Bonding in Complexes of Bis(pentalene)dititanium, Ti(2)(C(8)H(6))(2).

Bonding in the bis(pentalene)dititanium "double-sandwich" species Ti(2)Pn(2) (Pn = C(8)H(6)) and its interaction with other fragments have been investigated by density functional calculations and fragment analysis. Ti(2)Pn(2) with C(2v) symmetry has two metal-metal bonds and a low-lying metal-based empty orbital, all three frontier orbitals having a(1) symmetry.
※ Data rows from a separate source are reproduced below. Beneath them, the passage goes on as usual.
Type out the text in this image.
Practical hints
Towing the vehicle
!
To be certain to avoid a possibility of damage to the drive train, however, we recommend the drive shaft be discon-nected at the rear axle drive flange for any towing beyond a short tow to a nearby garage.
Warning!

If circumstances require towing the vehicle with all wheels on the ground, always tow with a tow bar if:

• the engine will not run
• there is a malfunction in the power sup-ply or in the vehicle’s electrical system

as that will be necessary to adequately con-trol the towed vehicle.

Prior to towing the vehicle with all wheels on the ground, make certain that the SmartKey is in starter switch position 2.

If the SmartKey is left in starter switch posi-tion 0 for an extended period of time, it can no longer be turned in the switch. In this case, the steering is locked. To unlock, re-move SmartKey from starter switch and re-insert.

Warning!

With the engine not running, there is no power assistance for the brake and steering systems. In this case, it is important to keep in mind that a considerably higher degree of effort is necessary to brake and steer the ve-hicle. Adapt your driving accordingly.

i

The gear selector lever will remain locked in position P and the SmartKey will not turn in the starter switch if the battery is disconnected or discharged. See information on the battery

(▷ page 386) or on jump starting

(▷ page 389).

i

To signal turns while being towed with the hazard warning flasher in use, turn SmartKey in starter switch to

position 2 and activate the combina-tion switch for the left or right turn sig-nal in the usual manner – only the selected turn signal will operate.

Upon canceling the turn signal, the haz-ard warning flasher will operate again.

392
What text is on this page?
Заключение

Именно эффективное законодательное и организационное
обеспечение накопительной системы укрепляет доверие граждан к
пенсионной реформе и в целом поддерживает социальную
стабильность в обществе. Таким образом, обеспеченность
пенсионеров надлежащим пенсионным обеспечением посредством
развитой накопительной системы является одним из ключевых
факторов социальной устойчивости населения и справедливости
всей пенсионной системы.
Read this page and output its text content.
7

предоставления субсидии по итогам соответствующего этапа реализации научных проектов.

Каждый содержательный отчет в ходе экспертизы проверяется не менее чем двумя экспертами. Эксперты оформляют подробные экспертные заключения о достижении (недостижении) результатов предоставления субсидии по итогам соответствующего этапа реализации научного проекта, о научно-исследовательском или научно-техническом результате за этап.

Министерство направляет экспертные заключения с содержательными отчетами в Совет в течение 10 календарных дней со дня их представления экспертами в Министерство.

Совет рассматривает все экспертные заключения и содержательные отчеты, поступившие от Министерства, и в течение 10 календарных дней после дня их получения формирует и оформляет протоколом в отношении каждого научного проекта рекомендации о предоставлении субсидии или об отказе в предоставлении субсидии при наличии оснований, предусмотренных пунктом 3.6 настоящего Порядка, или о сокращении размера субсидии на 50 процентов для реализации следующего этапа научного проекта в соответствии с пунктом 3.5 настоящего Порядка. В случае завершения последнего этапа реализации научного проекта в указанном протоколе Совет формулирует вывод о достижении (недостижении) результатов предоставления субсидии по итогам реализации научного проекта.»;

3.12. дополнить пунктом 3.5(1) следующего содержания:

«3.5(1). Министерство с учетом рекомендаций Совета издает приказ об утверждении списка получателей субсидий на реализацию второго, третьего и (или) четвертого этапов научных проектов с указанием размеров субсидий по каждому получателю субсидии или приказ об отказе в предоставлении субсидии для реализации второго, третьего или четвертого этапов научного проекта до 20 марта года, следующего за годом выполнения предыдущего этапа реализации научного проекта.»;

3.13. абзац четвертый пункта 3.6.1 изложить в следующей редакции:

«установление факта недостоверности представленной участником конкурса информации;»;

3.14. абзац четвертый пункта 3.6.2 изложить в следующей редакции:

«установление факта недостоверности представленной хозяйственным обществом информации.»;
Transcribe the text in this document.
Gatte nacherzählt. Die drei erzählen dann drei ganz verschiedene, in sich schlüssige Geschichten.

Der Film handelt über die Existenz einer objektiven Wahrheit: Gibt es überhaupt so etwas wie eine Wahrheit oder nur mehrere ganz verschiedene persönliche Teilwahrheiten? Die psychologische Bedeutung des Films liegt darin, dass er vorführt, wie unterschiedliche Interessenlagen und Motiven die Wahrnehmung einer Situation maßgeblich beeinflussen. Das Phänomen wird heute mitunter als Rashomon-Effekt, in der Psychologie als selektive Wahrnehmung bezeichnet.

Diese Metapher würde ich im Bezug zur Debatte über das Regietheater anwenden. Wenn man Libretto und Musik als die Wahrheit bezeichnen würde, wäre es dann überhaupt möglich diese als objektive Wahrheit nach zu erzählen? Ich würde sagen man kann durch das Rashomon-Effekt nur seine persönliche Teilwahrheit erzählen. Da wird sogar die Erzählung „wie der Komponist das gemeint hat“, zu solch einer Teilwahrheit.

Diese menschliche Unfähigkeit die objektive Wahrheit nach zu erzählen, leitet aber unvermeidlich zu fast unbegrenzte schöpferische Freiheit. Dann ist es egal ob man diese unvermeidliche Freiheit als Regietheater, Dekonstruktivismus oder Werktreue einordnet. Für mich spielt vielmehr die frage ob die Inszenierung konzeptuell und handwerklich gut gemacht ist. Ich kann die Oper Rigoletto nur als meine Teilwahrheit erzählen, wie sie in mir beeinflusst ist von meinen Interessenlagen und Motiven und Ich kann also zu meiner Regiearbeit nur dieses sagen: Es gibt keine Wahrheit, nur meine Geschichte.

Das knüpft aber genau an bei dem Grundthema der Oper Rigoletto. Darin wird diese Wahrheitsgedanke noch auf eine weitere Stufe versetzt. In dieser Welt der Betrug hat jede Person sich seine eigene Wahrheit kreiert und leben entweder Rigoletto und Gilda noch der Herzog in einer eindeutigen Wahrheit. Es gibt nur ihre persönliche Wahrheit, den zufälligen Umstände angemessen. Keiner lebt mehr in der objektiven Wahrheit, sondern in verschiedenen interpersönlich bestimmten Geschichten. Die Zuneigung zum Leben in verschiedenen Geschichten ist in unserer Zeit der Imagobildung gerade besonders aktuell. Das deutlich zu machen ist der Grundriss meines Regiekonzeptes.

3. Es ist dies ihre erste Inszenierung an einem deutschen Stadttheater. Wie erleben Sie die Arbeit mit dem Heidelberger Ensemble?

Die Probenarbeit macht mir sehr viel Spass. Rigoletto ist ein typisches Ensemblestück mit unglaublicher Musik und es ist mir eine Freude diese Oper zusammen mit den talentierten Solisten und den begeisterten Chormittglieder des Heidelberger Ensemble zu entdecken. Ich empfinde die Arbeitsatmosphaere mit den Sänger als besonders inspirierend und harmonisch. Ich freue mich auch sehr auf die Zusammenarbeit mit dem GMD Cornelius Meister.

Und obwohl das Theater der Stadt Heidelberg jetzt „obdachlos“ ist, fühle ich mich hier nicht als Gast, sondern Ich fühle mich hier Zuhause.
The latter may be regarded as being derived by symmetric combinations of the classic three frontier orbitals of two bent bis(cyclopentadienyl) metal fragments. Electrochemical studies on Ti(2)Pn(†)(2) (Pn(†) = 1,4-{Si(i)Pr(3)}(2)C(8)H(4)) revealed a one-electron oxidation, and the formally mixed-valence Ti(II)-Ti(III) cationic complex [Ti(2)Pn(†)(2)][B(C(6)F(5))(4)] has been structurally characterized. Theory indicates an S = (1)/(2) ground-state electronic configuration for the latter, which was confirmed by EPR spectroscopy and SQUID magnetometry. Carbon dioxide binds symmetrically to Ti(2)Pn(2), preserving the C(2v) symmetry, as does carbon disulfide. The dominant interaction in Ti(2)Pn(2)CO(2) is σ donation into the LUMO of bent CO(2), and donation from the O atoms to Ti(2)Pn(2) is minimal, whereas in Ti(2)Pn(2)CS(2) there is significant interaction with the S atoms. The bridging O atom in the mono(oxo) species Ti(2)Pn(2)O, however, employs all three O 2p orbitals in binding and competes strongly with Pn, leading to weaker binding of the carbocyclic ligand, and the sulfur analogue Ti(2)Pn(2)S behaves similarly. Ti(2)Pn(2) is also capable of binding one, two, or three molecules of carbon monoxide. The bonding demands of a single CO molecule are incompatible with symmetric binding, and an asymmetric structure is found. The dicarbonyl adduct Ti(2)Pn(2)(CO)(2) has C(s) symmetry with the Ti(2)Pn(2) unit acting as two MCp(2) fragments. Synthetic studies showed that in the presence of excess CO the tricarbonyl complex Ti(2)Pn(†)(2)(CO)(3) is formed, which optimizes to an asymmetric structure with one semibridging and two terminal CO ligands. Low-temperature (13)C NMR spectroscopy revealed a rapid dynamic exchange between the two bound CO sites and free CO.